Женщина вздрагивает, поворачивается. Вскакивает. Испуганно уставилась на меня, будто я какая-то нежить.
- Как, ты?
Это Татьяна, твоя сестра, Семен. Она осунулась, похудела, и это как-то очень улучшило ее несколько полноватую фигуру, и такая она стала хорошенькая, Татьяна, чернавочка, смугляночка.
- Ты здесь? Ты не убежала? - спрашивает она, стоя в той же настороженной позе и даже несколько отступая от меня в глубь комнаты.
- Куда? Зачем мне бежать? С кем?
- Ну с ними, с немцами, с твоими дружками, с кем же?
Черные глаза смотрят зло, непримиримо, даже какая-то брезгливая морщинка легла возле ее хорошенького тупого носика, и опять у меня тоскливо заныло сердце. Опустилась на первый попавшийся стул. Нет, даже не обиженно, а устало выговорила:
- Ты что, одурела? Зачем мне бежать с немцами?
- А сюда зачем пришла? - Татьяна отодвинулась еще дальше, будто боясь заразиться или запачкаться. Это меня уже разозлило.

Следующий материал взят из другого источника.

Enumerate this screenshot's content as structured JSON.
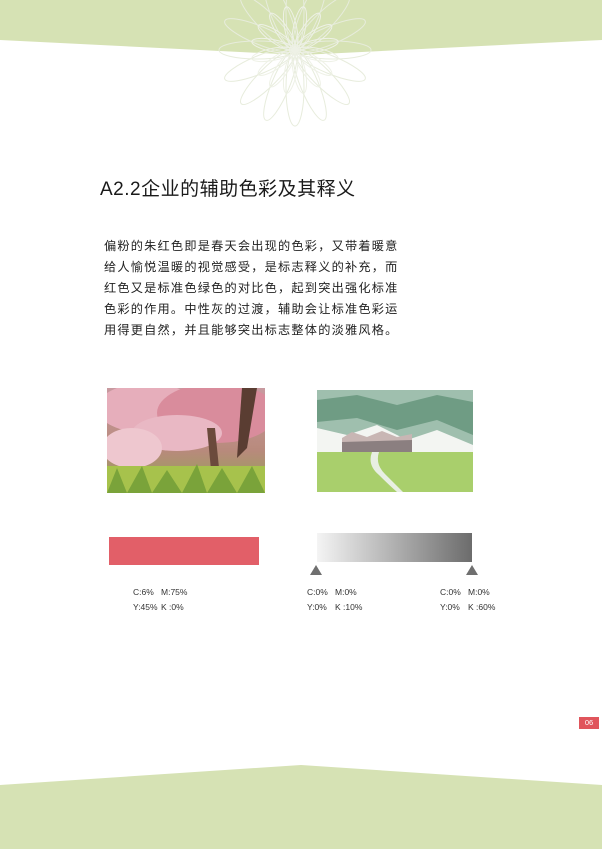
{
  "title": "A2.2企业的辅助色彩及其释义",
  "body": "偏粉的朱红色即是春天会出现的色彩，又带着暖意给人愉悦温暖的视觉感受，是标志释义的补充，而红色又是标准色绿色的对比色，起到突出强化标准色彩的作用。中性灰的过渡，辅助会让标准色彩运用得更自然，并且能够突出标志整体的淡雅风格。",
  "colors": {
    "accent_red": "#e25f68",
    "band_green": "#d6e2b4",
    "gradient_light": "#f4f4f4",
    "gradient_dark": "#6c6c6c",
    "page_badge": "#e0555c"
  },
  "swatches": [
    {
      "line1": [
        "C:6%",
        "M:75%"
      ],
      "line2": [
        "Y:45%",
        "K :0%"
      ]
    },
    {
      "line1": [
        "C:0%",
        "M:0%"
      ],
      "line2": [
        "Y:0%",
        "K :10%"
      ]
    },
    {
      "line1": [
        "C:0%",
        "M:0%"
      ],
      "line2": [
        "Y:0%",
        "K :60%"
      ]
    }
  ],
  "page_number": "06"
}
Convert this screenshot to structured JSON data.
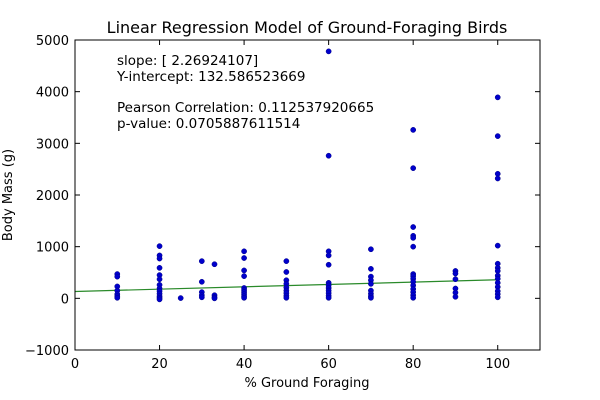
{
  "chart_data": {
    "type": "scatter",
    "title": "Linear Regression Model of Ground-Foraging Birds",
    "xlabel": "% Ground Foraging",
    "ylabel": "Body Mass (g)",
    "xlim": [
      0,
      110
    ],
    "ylim": [
      -1000,
      5000
    ],
    "xticks": [
      0,
      20,
      40,
      60,
      80,
      100
    ],
    "yticks": [
      -1000,
      0,
      1000,
      2000,
      3000,
      4000,
      5000
    ],
    "ytick_labels": [
      "−1000",
      "0",
      "1000",
      "2000",
      "3000",
      "4000",
      "5000"
    ],
    "grid": false,
    "point_color": "#0000cc",
    "line_color": "#2a8a2a",
    "annotations": [
      "slope: [ 2.26924107]",
      "Y-intercept: 132.586523669",
      "Pearson Correlation: 0.112537920665",
      "p-value: 0.0705887611514"
    ],
    "regression": {
      "slope": 2.26924107,
      "intercept": 132.586523669,
      "x_range": [
        0,
        100
      ]
    },
    "series": [
      {
        "points": [
          [
            10,
            470
          ],
          [
            10,
            420
          ],
          [
            10,
            230
          ],
          [
            10,
            150
          ],
          [
            10,
            80
          ],
          [
            10,
            40
          ],
          [
            10,
            10
          ],
          [
            20,
            1010
          ],
          [
            20,
            830
          ],
          [
            20,
            770
          ],
          [
            20,
            590
          ],
          [
            20,
            450
          ],
          [
            20,
            370
          ],
          [
            20,
            260
          ],
          [
            20,
            190
          ],
          [
            20,
            140
          ],
          [
            20,
            90
          ],
          [
            20,
            40
          ],
          [
            20,
            10
          ],
          [
            20,
            -20
          ],
          [
            25,
            5
          ],
          [
            30,
            720
          ],
          [
            30,
            320
          ],
          [
            30,
            120
          ],
          [
            30,
            60
          ],
          [
            30,
            20
          ],
          [
            33,
            660
          ],
          [
            33,
            60
          ],
          [
            33,
            20
          ],
          [
            33,
            0
          ],
          [
            40,
            910
          ],
          [
            40,
            780
          ],
          [
            40,
            540
          ],
          [
            40,
            430
          ],
          [
            40,
            200
          ],
          [
            40,
            160
          ],
          [
            40,
            120
          ],
          [
            40,
            80
          ],
          [
            40,
            40
          ],
          [
            40,
            10
          ],
          [
            50,
            720
          ],
          [
            50,
            510
          ],
          [
            50,
            350
          ],
          [
            50,
            280
          ],
          [
            50,
            210
          ],
          [
            50,
            150
          ],
          [
            50,
            100
          ],
          [
            50,
            50
          ],
          [
            50,
            10
          ],
          [
            60,
            4780
          ],
          [
            60,
            2760
          ],
          [
            60,
            910
          ],
          [
            60,
            830
          ],
          [
            60,
            650
          ],
          [
            60,
            300
          ],
          [
            60,
            250
          ],
          [
            60,
            200
          ],
          [
            60,
            150
          ],
          [
            60,
            100
          ],
          [
            60,
            50
          ],
          [
            60,
            10
          ],
          [
            70,
            950
          ],
          [
            70,
            570
          ],
          [
            70,
            420
          ],
          [
            70,
            350
          ],
          [
            70,
            280
          ],
          [
            70,
            150
          ],
          [
            70,
            90
          ],
          [
            70,
            40
          ],
          [
            70,
            10
          ],
          [
            80,
            3260
          ],
          [
            80,
            2520
          ],
          [
            80,
            1380
          ],
          [
            80,
            1210
          ],
          [
            80,
            1170
          ],
          [
            80,
            1000
          ],
          [
            80,
            470
          ],
          [
            80,
            430
          ],
          [
            80,
            380
          ],
          [
            80,
            320
          ],
          [
            80,
            250
          ],
          [
            80,
            180
          ],
          [
            80,
            120
          ],
          [
            80,
            60
          ],
          [
            80,
            10
          ],
          [
            90,
            530
          ],
          [
            90,
            480
          ],
          [
            90,
            370
          ],
          [
            90,
            190
          ],
          [
            90,
            110
          ],
          [
            90,
            30
          ],
          [
            100,
            3890
          ],
          [
            100,
            3140
          ],
          [
            100,
            2410
          ],
          [
            100,
            2320
          ],
          [
            100,
            1020
          ],
          [
            100,
            670
          ],
          [
            100,
            590
          ],
          [
            100,
            530
          ],
          [
            100,
            440
          ],
          [
            100,
            380
          ],
          [
            100,
            300
          ],
          [
            100,
            220
          ],
          [
            100,
            140
          ],
          [
            100,
            80
          ],
          [
            100,
            20
          ]
        ]
      }
    ]
  }
}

- Как зачем? Пришла, чтобы устроить здесь Домика и Стальку. Они внуки Петра Павловича. Это ведь и их дом.
- Ну вот пусть они и приходят.
- А мне убираться?
- А ты убирайся.
«Убирайся» - так она, Семен, и сказала. И я бы ушла, конечно, и духу бы моего там больше не было. Но надо же было устроить ребят. Теперь-то я уж и не сомневалась, что меня ждет.
- Ну чего же ты, уходи, - зло торопила Татьяна. Видимо, ей было противно даже находиться со мной в одной комнате.
- Но ведь Петр Павлович тоже оставался у немцев... - начала было я, но она не дала мне говорить:
- Не смей поминать батю! Он не оставался. Его оставили. Его твои приятели фрицы повесили.
- Его не повесили. Он не дал себя повесить...
И тут на смуглом лице Татьяны маска непримиримости дала трещину. На нем проглянуло удивление и даже надежда.
- Как не дал? Ты чего городишь? - Произнеся это, она опустилась на стул.